In 1793, Faugères published a collection of her and her mother’s work, titled The Posthumous Works of Ann Eliza Bleecker to which is added, A Collection of Essays, Prose, and Poetical by Margaretta Faugères in The New York Magazine. In this collection, she included her poem “The Hudson,” which she depicts the democratic ideal, as well as the events before and during the American Revolution. She constructed her own identity “as an activist writer of more of an enlightened generation” (Vietto 564). French physician, Peter Faugères influenced her support of the French Revolution. Margaretta and Peter shared similar political beliefs, and although her father was in opposition to their relationship, they got married on Bastille Day, July 14, 1792. They had two daughters, Eveanna Electa Faugères (1795–1841) and Margaret Mason Faugères (1797–1820). Unfortunately, the Faugères’ marriage was broken as her husband abused her and managed to spend her large fortune. When Peter Faugères died of Yellow fever in 1798, Faugères decided to teach school in New Brunswick, New Jersey and Brooklyn, New York (Harris 129).

In 1793, Margaretta Faugères published The Posthumous Works of Ann Eliza Bleecker in Prose and Verse, to which is added a Collection of Essays, Prose and Poetical, a collection of her mother’s work and her own. Faugères expressed grief over the death of her mother and sister in some of her work but proposed democratic ideals in a number of her political essays and poems regarding equality and justice. In 1795, she wrote Belisarius: A Tragedy to the John Street Theatre, a tragedy in four acts, which echoed her views on human rights. At first, it was rejected but was then published in New York that same year and became one of Faugères’s most significant literary achievements. The message of pacifism, anti-materialism, and the vanity of power was extraordinary for this time especially coming from a female author. In similarity to French politics, Belisarius is caught between corrupt courtiers on the one hand and cruel revolutionists on the other. The play exploits the vanity of fame while preserving the purity of ordinary human life.

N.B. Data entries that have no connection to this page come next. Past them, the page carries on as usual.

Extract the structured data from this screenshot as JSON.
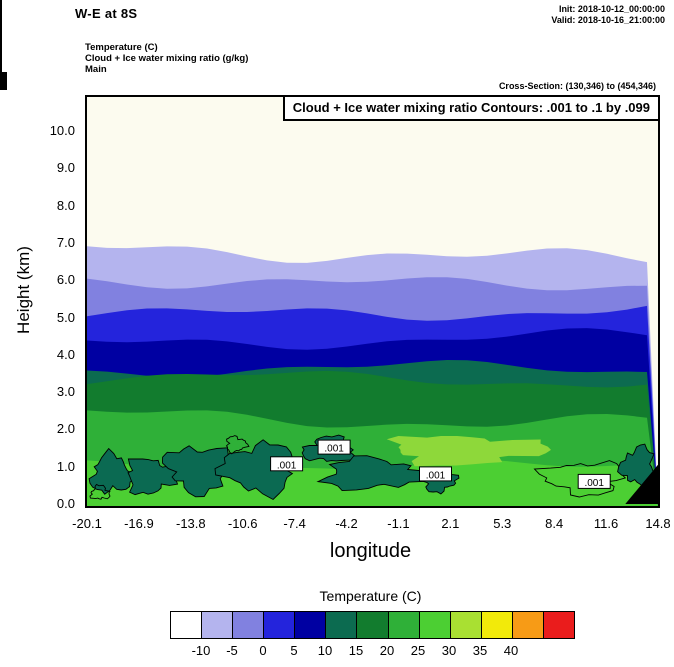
{
  "header": {
    "title": "W-E at 8S",
    "init_label": "Init: 2018-10-12_00:00:00",
    "valid_label": "Valid: 2018-10-16_21:00:00",
    "field_lines": [
      "Temperature  (C)",
      "Cloud + Ice water mixing ratio  (g/kg)",
      "Main"
    ],
    "cross_section": "Cross-Section: (130,346) to (454,346)"
  },
  "plot": {
    "title_box": "Cloud + Ice water mixing ratio Contours: .001 to .1 by .099",
    "xlabel": "longitude",
    "ylabel": "Height (km)"
  },
  "colorbar": {
    "title": "Temperature  (C)",
    "colors": [
      "#ffffff",
      "#b4b4ee",
      "#8181e0",
      "#2424dc",
      "#0000a2",
      "#0c6b50",
      "#127c2e",
      "#2fb038",
      "#4ccf33",
      "#a9e032",
      "#f2ea0a",
      "#f79b16",
      "#ea1c1c"
    ],
    "tick_labels": [
      "-10",
      "-5",
      "0",
      "5",
      "10",
      "15",
      "20",
      "25",
      "30",
      "35",
      "40"
    ]
  },
  "chart_data": {
    "type": "heatmap",
    "title": "Temperature (C) filled cross-section with Cloud + Ice water mixing ratio contours (.001 to .1 by .099 g/kg)",
    "xlabel": "longitude",
    "ylabel": "Height (km)",
    "x_range": [
      -20.1,
      14.8
    ],
    "y_range_km": [
      0,
      10.9
    ],
    "x_ticks": [
      "-20.1",
      "-16.9",
      "-13.8",
      "-10.6",
      "-7.4",
      "-4.2",
      "-1.1",
      "2.1",
      "5.3",
      "8.4",
      "11.6",
      "14.8"
    ],
    "y_ticks": [
      "0.0",
      "1.0",
      "2.0",
      "3.0",
      "4.0",
      "5.0",
      "6.0",
      "7.0",
      "8.0",
      "9.0",
      "10.0"
    ],
    "cloud_contour_levels": [
      0.001,
      0.1
    ],
    "cloud_fill_color": "#0b6a52",
    "bands": [
      {
        "temp_range": "< -10",
        "color": "#fcfbef",
        "top_km": null
      },
      {
        "temp_range": "-10 to -5",
        "color": "#b4b4ee",
        "top_km": 6.68,
        "wave": 0.2
      },
      {
        "temp_range": "-5 to 0",
        "color": "#8181e0",
        "top_km": 5.98,
        "wave": 0.16
      },
      {
        "temp_range": "0 to 5",
        "color": "#2424dc",
        "top_km": 5.18,
        "wave": 0.16
      },
      {
        "temp_range": "5 to 10",
        "color": "#0000a2",
        "top_km": 4.38,
        "wave": 0.15
      },
      {
        "temp_range": "10 to 15",
        "color": "#0c6b50",
        "top_km": 3.58,
        "wave": 0.13
      },
      {
        "temp_range": "15 to 20",
        "color": "#127c2e",
        "top_km": 3.32,
        "wave": 0.13
      },
      {
        "temp_range": "20 to 25",
        "color": "#2fb038",
        "top_km": 2.28,
        "wave": 0.16
      },
      {
        "temp_range": "25 to 30",
        "color": "#4ccf33",
        "top_km": 1.06,
        "wave": 0.13
      }
    ],
    "warm_patch": {
      "lon": 3.0,
      "km": 1.45,
      "rlon": 4.6,
      "rkm": 0.38,
      "color": "#8ed83a"
    },
    "cloud_regions": [
      {
        "lon": -18.6,
        "km": 0.8,
        "rlon": 1.2,
        "rkm": 0.5,
        "filled": true
      },
      {
        "lon": -16.2,
        "km": 0.75,
        "rlon": 1.5,
        "rkm": 0.45,
        "filled": true
      },
      {
        "lon": -13.2,
        "km": 0.95,
        "rlon": 2.0,
        "rkm": 0.6,
        "filled": true
      },
      {
        "lon": -9.6,
        "km": 0.95,
        "rlon": 2.1,
        "rkm": 0.65,
        "filled": true
      },
      {
        "lon": -5.3,
        "km": 1.45,
        "rlon": 1.5,
        "rkm": 0.33,
        "filled": true
      },
      {
        "lon": -2.6,
        "km": 0.8,
        "rlon": 3.0,
        "rkm": 0.4,
        "filled": true
      },
      {
        "lon": 1.4,
        "km": 0.62,
        "rlon": 1.0,
        "rkm": 0.28,
        "filled": true
      },
      {
        "lon": 10.3,
        "km": 0.7,
        "rlon": 2.4,
        "rkm": 0.42,
        "filled": false
      },
      {
        "lon": 13.6,
        "km": 1.0,
        "rlon": 1.0,
        "rkm": 0.5,
        "filled": true
      },
      {
        "lon": -19.3,
        "km": 0.3,
        "rlon": 0.55,
        "rkm": 0.18,
        "filled": false
      },
      {
        "lon": -11.0,
        "km": 1.6,
        "rlon": 0.6,
        "rkm": 0.2,
        "filled": false
      }
    ],
    "contour_labels": [
      {
        "text": ".001",
        "lon": -7.9,
        "km": 1.05,
        "boxed": true
      },
      {
        "text": ".001",
        "lon": -5.0,
        "km": 1.5,
        "boxed": true
      },
      {
        "text": ".001",
        "lon": 1.2,
        "km": 0.78,
        "boxed": true
      },
      {
        "text": ".001",
        "lon": 10.9,
        "km": 0.58,
        "boxed": true
      }
    ],
    "terrain": {
      "color": "#000000",
      "points_lon_km": [
        [
          12.8,
          0
        ],
        [
          14.8,
          0
        ],
        [
          14.8,
          1.05
        ]
      ]
    }
  }
}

In 1797, she wrote “The Ghost of John Young,” a six-page poetic narrative in which she gave John Young’s perspective from the grave. The pamphlet presents opposition to capital punishment as she felt it was “a view of rescuing his memory from obloquy and shewing how inconsistent sanguinary laws are, in a country which boasts of her freedom and happiness” (Harris 127). Faugères published her last work, “Ode,” on July 4, 1798, which was composed to support a speech given by New York Governor George Clinton to remind America of the price paid during the Revolution to become a free nation. Margaretta Faugères died on January 9, 1801, and is buried next to her father in the Bowery Methodist Church Cemetery of Brooklyn.

 

Works Cited

Faugères, Margaretta V. (Ed.). The Posthumous Works of Ann Eliza Bleecker to which is added, A Collection of Essays, Prose, and Poetical, by Margaretta V. Faugères. New York: T and J. Swords, 1793. Evans Early American Imprint Collection, https://quod.lib.umich.edu/e/evans/N19358.0001.001/1:14.2?rgn=div2;view=fulltext. Accessed 20 Nov. 2017.

Harris, Sharon M. Executing Race: Early American Women’s Narratives of Race, Society, and the Law, Ohio State University Press, 2005, pp. 80-130. Print.

Vietto, Angela. “Daughters of the Tenth Muse: New Histories of Women and Writing in Early America.” Early American Literature, vol. 41, no. 3, 2006, pp. 555–567. JSTOR, JSTOR, www.jstor.org/stable/25057469. Accessed 28 Nov. 2017.